As a matter of fact, it had been much of his advice which had led her to make the choices that she had in the last year. It had been with his aid she’d decided to no longer live in the shadow of her father. With Anthony’s affirmations, she’d made a bold choice to live with ambition and think grandly for herself and her sisters.

But now? His support? That seemed to be done.

A tear slipped down her cheek and she dashed it away. The dratted salty wind was the very devil, or at least so she convinced herself.

She'd always had such a plucky attitude about this life. In all her life, she’d never let herself succumb to sorrow. After all, she had much to celebrate, did she not?

Augusta was a triumph, a duchess! And Felicity? Though heartbroken, at least free now from their father and free from a dangerous marriage. She was independent in Prussia, living her life and growing strong again.

Or at least, so Philippa had to believe.

And here she was in Cornwall, away from London, the city she rather despised. For though London was full of history and art, it did not reflect Phillipa's nature.

Phillipa enjoyed fun and the outdoors and the sea air, none of which London had.

So, really, what was there to complain of?

Nothing.

Except, well, her dratted heart refused to listen to her brain.

She'd come all this way for nothing.

She was a romantic idiot.

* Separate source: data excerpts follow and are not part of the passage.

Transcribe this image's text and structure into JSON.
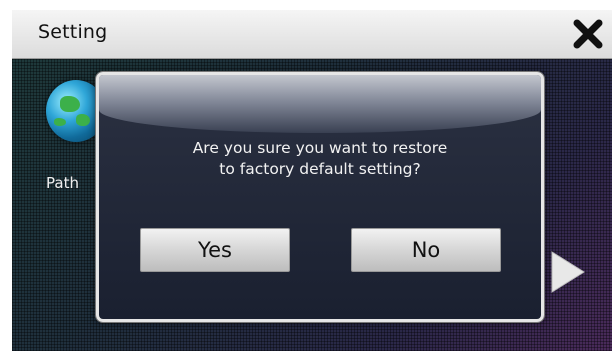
{
  "window": {
    "title": "Setting",
    "close_icon": "close-x-icon"
  },
  "background": {
    "app_icon": "globe-icon",
    "app_label": "Path",
    "next_icon": "play-arrow-right-icon"
  },
  "dialog": {
    "message_line1": "Are you sure you want to restore",
    "message_line2": "to factory default setting?",
    "yes_label": "Yes",
    "no_label": "No"
  },
  "colors": {
    "titlebar": "#e6e6e6",
    "dialog_bg": "#222838",
    "dialog_border": "#e6e6e6",
    "button_bg": "#d6d6d6"
  }
}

That's what she was. She turned away from the rugged cliff and began striding back towards the great castle that belonged to the Duke of Grey.

It was an immense affair and she had begun to wonder if perhaps Anthony could be hiding in one of the many towers. It was so large that such a thing was possible. He might of have found some secret rooms to keep himself locked away, and she’d never find him, but why ever would he?

Why would he need to hide himself away?

She laughed at herself. Such a thought was lunacy. What need did a duke have of hiding away like a brooding hero in one of Mrs. Radcliffe’s novels.

True, he was in none of the society papers and he’d made no appearance in London. No one had seen him, as far as she could tell, since the Battle of Trafalgar, where he had won high honors.

Even Clara had only glimpsed him a few times, or so she said. She’d appeared rather pale when she’d confessed it.

Phillipa scowled into the growing, dark could. She loathed her thoughts returning again and again to him and how he had vanished.

She could not explain it to anyone, not even her sisters. Clara had an idea, but even she did not know the fullness of their exchanges.

After all, she’d become close to someone through paper and ink. It barely bore consideration. Perhaps to Anthony, at any rate.

She kicked a rock on the path. They had written to each other at least every week for months, sometimes daily. And for a short time, she had been certain that they were, well, soul mates.

How foolish that sounded now.

Surely, a soul mate would never abandon one so quickly and so easily.